Die Bibel lehrt nicht allein ein erstes und ein zweites Kommen des Herrn Jesus, sondern auch ein erstes und ein zweites Kommen des Heiligen Geistes. Durch das erste Kommen des Heiligen Geistes entstand die Gemeinde, Gottes himmlisches Volk, der Leib Christi, in dem der Geist seit diesem Ereignis wohnt (Apg 2,1–4; 1Kor 12,13). Das Volk, das durch das zweite Kommen des Heiligen Geistes entstehen wird, ist ein irdisches Volk, das den Kern des Volkes darstellt, das den Herrn Jesus als Messias erkennen und seinen Segen empfangen wird.

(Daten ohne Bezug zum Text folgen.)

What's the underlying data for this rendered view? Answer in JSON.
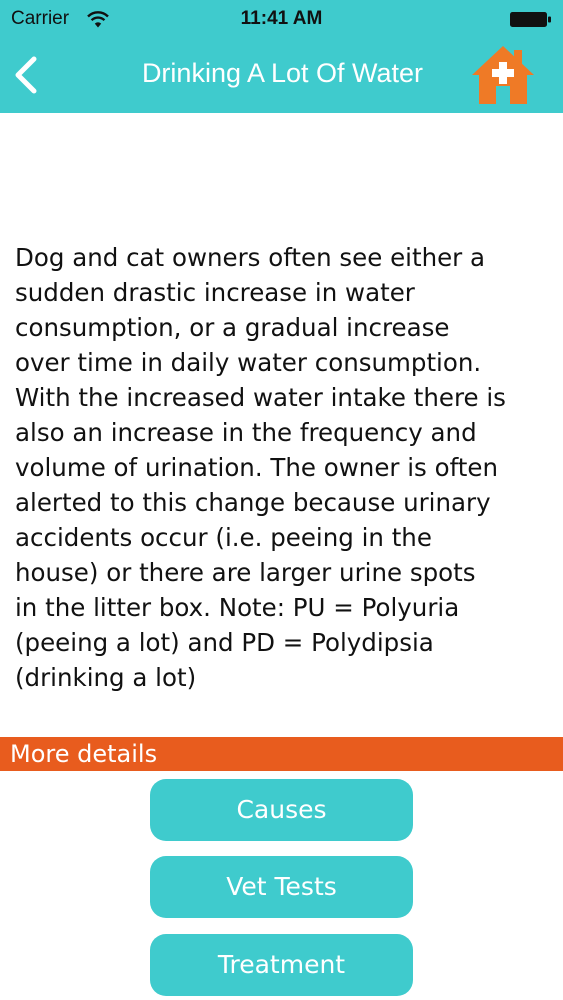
{
  "status_bar": {
    "carrier": "Carrier",
    "time": "11:41 AM",
    "icons": [
      "wifi-icon",
      "battery-icon"
    ]
  },
  "nav": {
    "title": "Drinking A Lot Of Water",
    "back_icon": "chevron-left-icon",
    "home_icon": "vet-home-icon"
  },
  "content": {
    "description": "Dog and cat owners often see either a\nsudden drastic increase in water\nconsumption, or a gradual increase\nover time in daily water consumption.\nWith the increased water intake there is\nalso an increase in the frequency and\nvolume of urination. The owner is often\nalerted to this change because urinary\naccidents occur (i.e. peeing in the\nhouse) or there are larger urine spots\nin the litter box. Note: PU = Polyuria\n(peeing a lot) and PD = Polydipsia\n(drinking a lot)"
  },
  "section": {
    "label": "More details"
  },
  "buttons": [
    {
      "label": "Causes"
    },
    {
      "label": "Vet Tests"
    },
    {
      "label": "Treatment"
    }
  ],
  "colors": {
    "accent": "#3fcbcd",
    "section": "#e85c1e",
    "home_icon": "#ef7a26"
  }
}
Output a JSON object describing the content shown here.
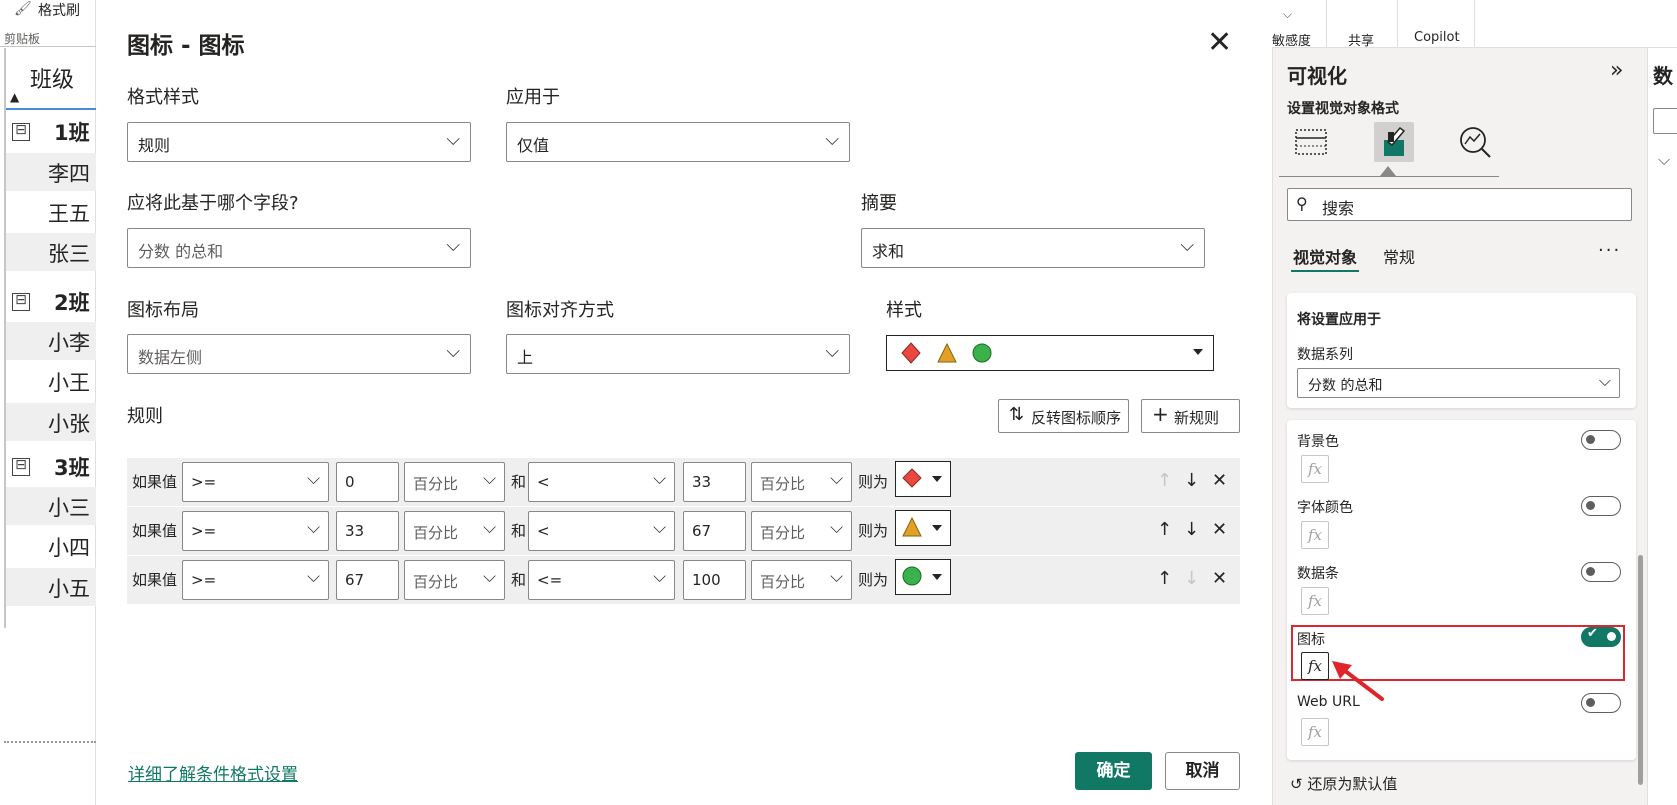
{
  "left": {
    "format_painter": "格式刷",
    "clipboard": "剪贴板",
    "matrix_header": "班级",
    "rows": [
      {
        "type": "group",
        "label": "1班",
        "exp": "⊟"
      },
      {
        "type": "item",
        "label": "李四"
      },
      {
        "type": "item",
        "label": "王五"
      },
      {
        "type": "item",
        "label": "张三"
      },
      {
        "type": "group",
        "label": "2班",
        "exp": "⊟"
      },
      {
        "type": "item",
        "label": "小李"
      },
      {
        "type": "item",
        "label": "小王"
      },
      {
        "type": "item",
        "label": "小张"
      },
      {
        "type": "group",
        "label": "3班",
        "exp": "⊟"
      },
      {
        "type": "item",
        "label": "小三"
      },
      {
        "type": "item",
        "label": "小四"
      },
      {
        "type": "item",
        "label": "小五"
      }
    ]
  },
  "dialog": {
    "title": "图标 - 图标",
    "format_style_label": "格式样式",
    "format_style_value": "规则",
    "apply_to_label": "应用于",
    "apply_to_value": "仅值",
    "based_on_label": "应将此基于哪个字段?",
    "based_on_value": "分数 的总和",
    "summary_label": "摘要",
    "summary_value": "求和",
    "icon_layout_label": "图标布局",
    "icon_layout_value": "数据左侧",
    "icon_align_label": "图标对齐方式",
    "icon_align_value": "上",
    "style_label": "样式",
    "rules_label": "规则",
    "reverse_button": "反转图标顺序",
    "new_rule_button": "新规则",
    "rules": [
      {
        "if_text": "如果值",
        "op1": ">=",
        "val1": "0",
        "unit1": "百分比",
        "and_text": "和",
        "op2": "<",
        "val2": "33",
        "unit2": "百分比",
        "then_text": "则为",
        "icon": "red-diamond",
        "up_disabled": true,
        "down_disabled": false
      },
      {
        "if_text": "如果值",
        "op1": ">=",
        "val1": "33",
        "unit1": "百分比",
        "and_text": "和",
        "op2": "<",
        "val2": "67",
        "unit2": "百分比",
        "then_text": "则为",
        "icon": "orange-triangle",
        "up_disabled": false,
        "down_disabled": false
      },
      {
        "if_text": "如果值",
        "op1": ">=",
        "val1": "67",
        "unit1": "百分比",
        "and_text": "和",
        "op2": "<=",
        "val2": "100",
        "unit2": "百分比",
        "then_text": "则为",
        "icon": "green-circle",
        "up_disabled": false,
        "down_disabled": true
      }
    ],
    "learn_more": "详细了解条件格式设置",
    "ok": "确定",
    "cancel": "取消",
    "colors": {
      "accent": "#117865",
      "red": "#e8483f",
      "orange": "#e2a126",
      "green": "#3bb14a"
    }
  },
  "ribbon": {
    "sensitivity": "敏感度",
    "share": "共享",
    "copilot": "Copilot"
  },
  "pane": {
    "title": "可视化",
    "subtitle": "设置视觉对象格式",
    "search_placeholder": "搜索",
    "tab_visual": "视觉对象",
    "tab_general": "常规",
    "apply_settings_to": "将设置应用于",
    "series_label": "数据系列",
    "series_value": "分数 的总和",
    "options": [
      {
        "label": "背景色",
        "on": false
      },
      {
        "label": "字体颜色",
        "on": false
      },
      {
        "label": "数据条",
        "on": false
      },
      {
        "label": "图标",
        "on": true
      },
      {
        "label": "Web URL",
        "on": false
      }
    ],
    "fx_label": "fx",
    "reset": "还原为默认值"
  },
  "far_right": {
    "title": "数"
  }
}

Mit dieser zweiten Ausgießung des Heiligen Geistes wird ein Überfluss von Fruchtbarkeit (Vers 15), Gerechtigkeit (Vers 16) und Frieden, Ruhe und Sicherheit (Verse 17.18) kommen. Wir müssen aber bedenken, dass es hier nicht um die Innewohnung des Geistes geht, sondern um das Wirken des Geistes in diesem erlösten Volk.
Was eine Wüste ist, wird zu einem fruchtbaren Feld. Was ein fruchtbares Feld ist, wird noch fruchtbarer werden. „Das Recht wird sich niederlassen in der Wüste“, das bedeutet, dass es dort Ruhe haben wird (Vers 16). Überall wird auf vollkommene und gerechte Weise Recht gesprochen.
Als Folge davon wird es Frieden geben, um den sich die Völker so lange vergeblich bemüht haben (Vers 17), denn der Friede ist auf Gerechtigkeit gegründet. Daraus wird wieder „Ruhe und Sicherheit“ hervorkommen, die kein Ende haben werden. Dieses Volk, das in Frieden wohnt, wird noch von Gog angegriffen werden (Hes 38,11). Dies wird keine Auswirkungen auf ihre Ruhe haben, weil der HERR diesen Feind ins Land bringt, um ihn zu vernichten.
In Vers 18 sucht der Geist gleichsam nach Worten, um zu beschreiben, wie groß die Wohltat für die ist, die dann auf der Erde wohnen. Es gibt keine Angst mehr vor einer feindlichen Macht, denn der Hagel der Gerichte Gottes wird sich über sie, dargestellt in dem Wald, ergießen (vgl. Jes 10,18) und die Stadt in die Tiefe sinken lassen (Vers 19). Der an allen Wassern gesäte Same wird reiche Frucht bringen (Vers 20). Der Ertrag des Bodens wird so groß sein, dass der Bauer seine Arbeitstiere nicht mit Stroh in den Ställen füttern muss, sondern sie zu dem Überfluss längs der Wasser treiben kann, um sich zu sättigen.
Es gibt auch eine geistliche Anwendung dieses letzten Verses. Das Säen auf allen Wassern weist auf die völlige Freiheit hin, Gottes Wort in der ganzen Welt zu säen und zu lehren. Diejenigen, die damit beschäftigt sind, werden „glückselig“ genannt. Das Säen am Wasser weist auf die Notwendigkeit hin, das Evangelium auch im Friedensreich zu predigen, denn jeder Mensch, der geboren wird, wird als Sünder geboren und muss sich bekehren.
„Rind und Esel“ symbolisieren das Engagement im Dienst des Herrn, sowohl in der Verkündigung des Evangeliums als auch in der Lehre der Gemeinde Gottes (vgl. 1Kor 9,9.10; 1Tim 5,17.18).